Is it wise and sensible to use Prozac for cat aggression? It just might be as a last resort but there are many boxes to tick beforehand.
The first question to ask is what does Prozac do? We know it is used a lot by people and in general terms it is described as a “mood enhancer”. It elevates the mood of a person. It is a treatment for depression, anxiety and obsessive compulsive disorder (OCD). It can also be prescribed for the eating disorder, bulimia nervosa.
Prozac is not prescribed for people who are aggressive! I believe that this is a point worth making. On that argument alone it would seem that Prozac is unsuited to treat cats who are deemed aggressive.
Also, Prozac doesn’t always work well in people. Although there are obviously many success stories because the drug is a commercial success. That said people will tend to lean on drug solutions rather than other more difficult non-drug solutions.
It seems to have worked best for people with anxiety and depression.
Prozac has many potential side-effects, which are easy to look up and the drug companies tend to list everything to cover their backs. You have to set the potential side-effects against potential benefits.
I see little connection between cat aggression and the sort of conditions for which Prozac is prescribed. Is there a connection? There is no obvious connection between depression and aggression.
I suppose the connection is this: an anxious cat will be more frightened and possibly defensively aggressive. If the reason why a cat is aggressive is because she is anxious the answer is to build up the cat’s confidence. This can be done by removing environmental factors that might make her anxious, being loving towards her and play gently with her etc.. It takes patience and time which may be a reason why a cat owner wants a more instant solution.

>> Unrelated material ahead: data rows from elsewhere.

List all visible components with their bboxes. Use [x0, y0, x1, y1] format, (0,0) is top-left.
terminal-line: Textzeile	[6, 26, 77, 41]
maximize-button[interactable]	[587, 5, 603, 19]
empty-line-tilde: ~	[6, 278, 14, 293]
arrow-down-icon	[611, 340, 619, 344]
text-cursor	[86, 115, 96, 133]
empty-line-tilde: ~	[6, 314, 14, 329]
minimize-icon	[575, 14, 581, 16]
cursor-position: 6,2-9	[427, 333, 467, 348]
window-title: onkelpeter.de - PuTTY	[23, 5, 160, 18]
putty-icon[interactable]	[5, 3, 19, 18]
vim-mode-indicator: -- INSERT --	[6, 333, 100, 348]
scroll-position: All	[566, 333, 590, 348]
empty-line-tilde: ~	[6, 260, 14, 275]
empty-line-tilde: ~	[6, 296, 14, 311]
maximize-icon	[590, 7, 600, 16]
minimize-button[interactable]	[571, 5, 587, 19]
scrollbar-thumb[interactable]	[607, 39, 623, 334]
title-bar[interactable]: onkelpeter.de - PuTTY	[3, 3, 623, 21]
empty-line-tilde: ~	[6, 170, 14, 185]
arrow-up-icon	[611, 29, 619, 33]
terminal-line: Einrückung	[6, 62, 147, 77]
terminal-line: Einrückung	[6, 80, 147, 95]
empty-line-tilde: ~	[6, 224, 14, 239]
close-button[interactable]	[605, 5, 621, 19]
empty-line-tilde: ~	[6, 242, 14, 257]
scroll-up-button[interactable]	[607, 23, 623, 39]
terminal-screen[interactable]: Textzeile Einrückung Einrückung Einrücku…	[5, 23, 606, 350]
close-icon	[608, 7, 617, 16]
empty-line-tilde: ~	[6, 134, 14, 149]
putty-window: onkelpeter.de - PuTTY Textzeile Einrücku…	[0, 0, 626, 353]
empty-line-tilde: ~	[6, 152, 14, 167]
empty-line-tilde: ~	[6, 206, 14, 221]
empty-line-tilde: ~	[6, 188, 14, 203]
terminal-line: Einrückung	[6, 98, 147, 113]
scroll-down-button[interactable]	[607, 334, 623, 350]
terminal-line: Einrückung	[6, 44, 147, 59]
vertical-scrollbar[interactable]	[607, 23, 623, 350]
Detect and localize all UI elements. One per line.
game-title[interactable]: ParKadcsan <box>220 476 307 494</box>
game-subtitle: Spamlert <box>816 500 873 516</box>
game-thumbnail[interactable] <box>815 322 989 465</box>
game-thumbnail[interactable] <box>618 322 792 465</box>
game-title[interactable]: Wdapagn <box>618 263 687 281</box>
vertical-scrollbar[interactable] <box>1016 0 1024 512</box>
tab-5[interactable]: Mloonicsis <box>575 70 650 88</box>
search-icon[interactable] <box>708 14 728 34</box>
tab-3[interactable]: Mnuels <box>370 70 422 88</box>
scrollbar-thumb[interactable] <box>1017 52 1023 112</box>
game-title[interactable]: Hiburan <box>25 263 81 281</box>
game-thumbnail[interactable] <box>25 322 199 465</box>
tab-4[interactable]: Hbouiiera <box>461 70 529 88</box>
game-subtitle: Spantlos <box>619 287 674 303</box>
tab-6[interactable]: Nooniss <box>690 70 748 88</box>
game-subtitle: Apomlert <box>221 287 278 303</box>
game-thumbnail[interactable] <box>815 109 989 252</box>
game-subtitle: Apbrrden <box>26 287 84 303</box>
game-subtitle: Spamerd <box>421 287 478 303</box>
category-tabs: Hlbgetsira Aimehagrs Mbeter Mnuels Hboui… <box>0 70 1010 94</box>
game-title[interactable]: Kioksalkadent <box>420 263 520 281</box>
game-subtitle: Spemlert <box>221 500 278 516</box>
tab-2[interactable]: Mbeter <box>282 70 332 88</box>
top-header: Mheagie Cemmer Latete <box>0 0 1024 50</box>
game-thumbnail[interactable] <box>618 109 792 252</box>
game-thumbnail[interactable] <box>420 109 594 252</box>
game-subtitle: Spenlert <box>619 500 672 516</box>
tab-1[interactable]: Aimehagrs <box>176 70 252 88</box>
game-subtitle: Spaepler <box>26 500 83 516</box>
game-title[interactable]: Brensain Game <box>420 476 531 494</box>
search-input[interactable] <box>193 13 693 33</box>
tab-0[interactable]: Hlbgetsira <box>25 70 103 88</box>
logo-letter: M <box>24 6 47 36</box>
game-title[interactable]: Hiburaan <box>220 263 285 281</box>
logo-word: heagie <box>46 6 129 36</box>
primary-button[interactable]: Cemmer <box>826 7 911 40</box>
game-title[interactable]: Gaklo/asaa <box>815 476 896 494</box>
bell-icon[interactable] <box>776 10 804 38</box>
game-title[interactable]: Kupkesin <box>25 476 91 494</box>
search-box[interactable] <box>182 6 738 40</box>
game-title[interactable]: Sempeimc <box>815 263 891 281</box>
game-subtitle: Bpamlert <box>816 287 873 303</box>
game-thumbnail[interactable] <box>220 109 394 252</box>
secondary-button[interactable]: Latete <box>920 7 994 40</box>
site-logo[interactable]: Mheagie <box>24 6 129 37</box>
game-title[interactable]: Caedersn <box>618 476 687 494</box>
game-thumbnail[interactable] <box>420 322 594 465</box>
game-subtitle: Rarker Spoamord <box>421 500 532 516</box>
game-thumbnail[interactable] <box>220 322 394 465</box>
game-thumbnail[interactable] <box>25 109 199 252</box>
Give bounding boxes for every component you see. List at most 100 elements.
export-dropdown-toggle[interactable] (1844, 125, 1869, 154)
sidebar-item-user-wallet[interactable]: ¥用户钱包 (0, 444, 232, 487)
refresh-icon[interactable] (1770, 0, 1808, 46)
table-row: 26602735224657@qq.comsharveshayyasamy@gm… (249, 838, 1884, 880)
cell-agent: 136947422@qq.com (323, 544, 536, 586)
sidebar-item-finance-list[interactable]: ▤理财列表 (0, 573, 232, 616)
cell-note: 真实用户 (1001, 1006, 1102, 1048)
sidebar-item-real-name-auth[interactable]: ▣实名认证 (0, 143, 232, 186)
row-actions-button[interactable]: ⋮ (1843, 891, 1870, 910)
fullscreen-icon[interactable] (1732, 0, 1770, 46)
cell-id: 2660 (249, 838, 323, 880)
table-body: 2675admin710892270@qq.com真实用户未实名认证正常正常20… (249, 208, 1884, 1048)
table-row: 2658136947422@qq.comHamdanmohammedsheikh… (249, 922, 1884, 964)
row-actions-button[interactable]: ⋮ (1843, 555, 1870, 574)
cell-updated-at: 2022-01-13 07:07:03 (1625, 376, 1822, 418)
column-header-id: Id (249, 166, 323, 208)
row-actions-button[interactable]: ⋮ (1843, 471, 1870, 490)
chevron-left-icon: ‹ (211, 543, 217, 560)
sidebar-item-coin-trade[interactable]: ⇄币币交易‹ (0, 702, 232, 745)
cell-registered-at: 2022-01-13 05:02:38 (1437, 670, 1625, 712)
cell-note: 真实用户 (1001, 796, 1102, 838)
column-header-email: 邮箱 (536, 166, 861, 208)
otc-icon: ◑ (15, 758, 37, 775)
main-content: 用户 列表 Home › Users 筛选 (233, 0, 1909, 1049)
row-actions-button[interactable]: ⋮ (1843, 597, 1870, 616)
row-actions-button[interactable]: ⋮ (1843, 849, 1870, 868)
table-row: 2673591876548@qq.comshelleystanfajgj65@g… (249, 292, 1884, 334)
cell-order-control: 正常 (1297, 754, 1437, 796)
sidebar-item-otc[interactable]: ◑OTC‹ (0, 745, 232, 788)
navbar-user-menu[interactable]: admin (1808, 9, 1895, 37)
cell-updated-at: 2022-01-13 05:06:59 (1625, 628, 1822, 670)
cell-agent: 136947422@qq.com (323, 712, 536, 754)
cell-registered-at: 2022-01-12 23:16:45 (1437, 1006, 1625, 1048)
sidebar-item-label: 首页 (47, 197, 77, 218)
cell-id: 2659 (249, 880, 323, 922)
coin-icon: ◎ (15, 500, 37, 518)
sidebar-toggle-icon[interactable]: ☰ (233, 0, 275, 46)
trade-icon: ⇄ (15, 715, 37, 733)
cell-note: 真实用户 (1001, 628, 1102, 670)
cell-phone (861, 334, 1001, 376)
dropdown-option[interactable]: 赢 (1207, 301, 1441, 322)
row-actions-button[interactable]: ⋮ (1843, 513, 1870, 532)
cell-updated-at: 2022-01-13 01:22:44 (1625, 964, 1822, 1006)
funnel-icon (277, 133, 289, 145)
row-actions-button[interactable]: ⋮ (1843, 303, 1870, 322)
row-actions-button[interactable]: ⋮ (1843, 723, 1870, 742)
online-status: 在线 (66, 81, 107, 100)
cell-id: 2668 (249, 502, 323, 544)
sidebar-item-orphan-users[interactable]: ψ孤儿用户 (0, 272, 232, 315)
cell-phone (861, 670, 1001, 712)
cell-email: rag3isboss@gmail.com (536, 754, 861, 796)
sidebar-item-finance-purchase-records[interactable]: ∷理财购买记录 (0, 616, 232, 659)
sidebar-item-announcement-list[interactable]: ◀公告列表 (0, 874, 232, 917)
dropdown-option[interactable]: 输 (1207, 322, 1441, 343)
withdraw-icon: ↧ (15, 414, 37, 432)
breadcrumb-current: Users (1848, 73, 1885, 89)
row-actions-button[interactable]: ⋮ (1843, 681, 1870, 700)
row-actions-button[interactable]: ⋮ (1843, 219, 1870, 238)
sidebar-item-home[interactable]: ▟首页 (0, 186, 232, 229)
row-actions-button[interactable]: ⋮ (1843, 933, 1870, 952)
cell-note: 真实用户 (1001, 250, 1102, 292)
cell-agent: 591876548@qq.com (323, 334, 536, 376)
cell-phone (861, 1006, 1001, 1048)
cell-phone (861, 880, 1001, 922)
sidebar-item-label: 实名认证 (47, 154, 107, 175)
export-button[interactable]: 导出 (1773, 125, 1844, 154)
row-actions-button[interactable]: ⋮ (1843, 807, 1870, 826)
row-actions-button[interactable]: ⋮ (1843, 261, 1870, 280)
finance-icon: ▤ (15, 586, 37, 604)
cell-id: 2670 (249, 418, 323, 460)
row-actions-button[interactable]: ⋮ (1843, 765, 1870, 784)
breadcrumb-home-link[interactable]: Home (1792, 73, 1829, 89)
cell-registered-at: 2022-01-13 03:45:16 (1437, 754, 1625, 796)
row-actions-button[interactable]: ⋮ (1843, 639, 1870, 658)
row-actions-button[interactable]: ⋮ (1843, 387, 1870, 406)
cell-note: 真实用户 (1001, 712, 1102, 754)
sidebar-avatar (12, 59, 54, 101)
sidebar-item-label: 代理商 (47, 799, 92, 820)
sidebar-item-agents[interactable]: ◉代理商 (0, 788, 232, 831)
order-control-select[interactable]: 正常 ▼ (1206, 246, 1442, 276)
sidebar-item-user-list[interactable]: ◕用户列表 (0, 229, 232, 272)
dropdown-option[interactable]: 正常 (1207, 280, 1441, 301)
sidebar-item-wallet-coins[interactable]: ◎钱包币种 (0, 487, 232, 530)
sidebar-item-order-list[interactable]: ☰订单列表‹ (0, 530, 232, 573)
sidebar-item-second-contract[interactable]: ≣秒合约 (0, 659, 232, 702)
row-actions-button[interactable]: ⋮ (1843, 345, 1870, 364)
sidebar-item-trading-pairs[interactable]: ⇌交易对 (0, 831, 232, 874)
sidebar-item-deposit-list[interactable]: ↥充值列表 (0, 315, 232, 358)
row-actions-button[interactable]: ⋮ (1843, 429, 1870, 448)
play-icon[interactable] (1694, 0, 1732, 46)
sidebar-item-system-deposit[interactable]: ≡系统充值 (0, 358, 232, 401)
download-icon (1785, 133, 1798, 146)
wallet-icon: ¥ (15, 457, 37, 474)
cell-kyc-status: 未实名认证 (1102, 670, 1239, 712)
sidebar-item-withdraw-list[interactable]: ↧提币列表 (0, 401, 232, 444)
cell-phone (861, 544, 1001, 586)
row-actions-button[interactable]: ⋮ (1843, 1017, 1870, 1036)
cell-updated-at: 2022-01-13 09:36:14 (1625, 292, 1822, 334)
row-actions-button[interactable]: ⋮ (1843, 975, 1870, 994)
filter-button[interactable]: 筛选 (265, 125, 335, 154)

The way drugs deal with cat aggression is to sedate the cat. That can turn a cat into a sort of zombie. I have seen this in people. You can sometimes tell when a person is on anti-depressants. They have this glazed-over appearance.
As cats are good snoozers and “out of the way”, minding their own business, it could be difficult to tell if the drug has zonked her out and sedated her to the point where you no longer have the cat you want.
One of the side-effects of Prozac is drowsiness which would remove aggression in a crude way. Another side-effect is nervousness and confusion. If that happened it would not help an anxious cat. It would not be a solution to cat aggression.
Are people who prescribe Prozac for cat aggression saying that their cat is depressed and therefore aggressive? That doesn’t make sense to me and I don’t think cat owners think like that. All they see is an aggressive cat and a desire that their cat becomes less aggressive. The solution is often not in drugs but in what the person is doing and the environment they have created.
My conclusion is that Prozac is not good for aggression in cats. Prozac is recommended for elimination disorders in cats, not aggression.
So what do the vets prescribe if all the boxes have been ticked and drugs are the last resort?
“Behavior drugs” should be prescribed by a vet. Progesterones, Megace and Provera (USA) calm cats. They can modify behavior. The effects, with repect to sexual behavior, is like neutering a male cat. There are serious side effects and they are no longer recommended but are sometimes used for short periods.
I don’t see any drugs for cats that are commonly prescribed for cat aggression which reinforces my argument that the cure for cat aggression is not permanent sedation but an analysis of causes one of which is poor socialisation and the other is the environment in which the cat finds himself.